5.Komunitas Basis ini adalah komunitas yang menghayati pola hidup alternatif
Ia diharapkan menghayati budaya tandingan, tidak terbawa arus, misalnya: semangat konsumerisme, ketidakadilan, korupsi, kesewenang-wenangan dan kekerasan, diskriminasi, dsbnya.
6.KBG diharapkan menjadi basis pemberdayaan umat awam
C.KATEKESE UMAT YANG MENUNJANG KOMUNITAS BASIS GEREJANI
Peserta PKKI VII dapat melihat beberapa peran KU terhadap KBG, antara lain:
1.KU menghantar umat membangun komunitas, saling mengenal secara lebih mendalam, serta menyadari mengapa kita perlu berkomunitas. Orientasi KU bukan sebagai kegiatan yang dihadiri sekelompok umat, melainkan KU sendiri menjadi satu peristiwa umat berkomunio.Maka, suasana pola relasi di antara mereka menjadi satu tujuan yang penting.Dalam komunitas ini persaudaraan mulai dibangun. Tidak ada persaudaraan yang bisa ditumbuhkan tanpa proses saling mengenal yang semakin mendalam. Melalui proses itu, kepekaan terhadap suka dan duka anggota sekomunitas ditumbuhkan, terutama suka duka anggota komunitas yang paling lemah dan menderita. Lalu bersama-sama mencarikan jalan untuk membebaskan mereka dari belenggunya. Kepekaan akan kesetaraan (kaya-miskin, tua-muda/senior-yunior, perempuan-laki-laki, etnis dsbnya) menjadi basis pertumbuhan komunitas. Kepekaan terhadap lingkungan hidup juga mendapat tempat penting dalam komunitas.
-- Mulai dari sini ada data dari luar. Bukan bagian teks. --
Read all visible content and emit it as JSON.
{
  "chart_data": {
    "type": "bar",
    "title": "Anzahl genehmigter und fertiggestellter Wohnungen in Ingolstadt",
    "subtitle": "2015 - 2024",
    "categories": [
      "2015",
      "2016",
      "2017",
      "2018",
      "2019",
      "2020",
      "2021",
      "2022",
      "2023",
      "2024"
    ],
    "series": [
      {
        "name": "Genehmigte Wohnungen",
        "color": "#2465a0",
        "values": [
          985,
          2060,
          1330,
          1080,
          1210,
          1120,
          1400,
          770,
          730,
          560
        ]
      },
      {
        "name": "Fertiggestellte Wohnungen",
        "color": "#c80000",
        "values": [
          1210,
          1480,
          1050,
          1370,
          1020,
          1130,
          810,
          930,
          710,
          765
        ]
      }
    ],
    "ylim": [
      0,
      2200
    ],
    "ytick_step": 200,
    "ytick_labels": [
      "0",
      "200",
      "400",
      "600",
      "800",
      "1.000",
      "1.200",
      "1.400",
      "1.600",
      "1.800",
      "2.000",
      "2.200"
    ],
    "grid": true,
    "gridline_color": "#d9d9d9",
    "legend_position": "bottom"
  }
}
Pemandu KU tidak hanya seorang ahli berproses, tapi juga seorang yang sangat mampu menciptakan suasana dan membangun relasi, terutama dengan yang paling lemah, minder, miskin dalam komunitasnya, dan memampukan mereka bersuara dan berperan serta.Pemandu KU mempunyai visi yang jelas dan kepekaan terhadap nilai-nilai dasar pertumbuhan komunitas.
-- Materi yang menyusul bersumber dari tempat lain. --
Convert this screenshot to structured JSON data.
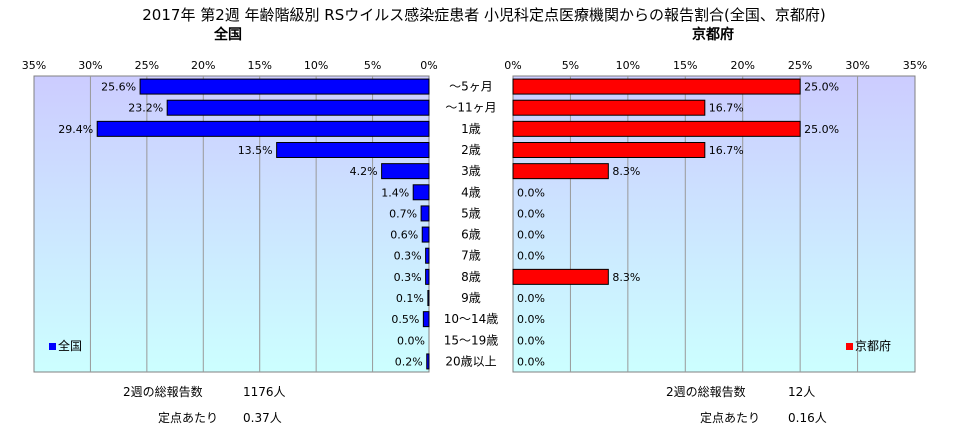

2.KU menghantar semua anggota komunitas memiliki visi, misi, dan spiritualitas yang sama. Sebagai komunitas murid-murid Yesus (Gereja), komunitas merefleksikan pengalaman berkomunitas dalam terang injil.Apa arti menjadi murid-murid Yesus? Siapa Yesus? Apa visi dan misiNya? Mengenal Yesus dari Nazaret dengan misiNya untuk membangun Kerajaan Allah menjadi sentral dan dasar hidup komunitas.
Membangun komunitas bukan lagi hanya merupakan pengalaman manusiawi, melainkan pendalaman iman, perwujudan iman itu sendiri.Untuk itu, seorang pemandu KU hendaknya memiliki visi dan misi Yesus cukup jelas dan sejauh mungkin terinternalisasi dalam hidup dan karyanya. Dan perlahan-lahan semua anggota dihantar ke visi yang sama. Pengalaman hidup berkomunitas yang ditumbuhkan, direfleksikan, dalam pertemuan/KU dan dari refleksi dicarikan perwujudannya dalam komunitas. Dengan kata lain, KU dengan proses Aksi – Refleksi Iman – Aksi, dst, merupakan sarana pertumbuhan komunitas.
3.KU mengamalkan kesederajatan. Pemimpin hanya fasilitator.Maka KU dapat membantu semua anggota komunitas memahami dan mempraktekkan kepemimpinan partisipatif yang menjadi sentral dalam membangun komunitas.Dengan kepemimpinan pastisipatif dan karakter-karakternya yang sarat dengan nilai-nilai Kerajaan Allah, terutama nilai kesetaraan dan option for the poornya, komunitas basis dapat berkembang dengan baik.Bahan-bahan kepemimpinan banyak dikembangkan dalam ilmu manusia.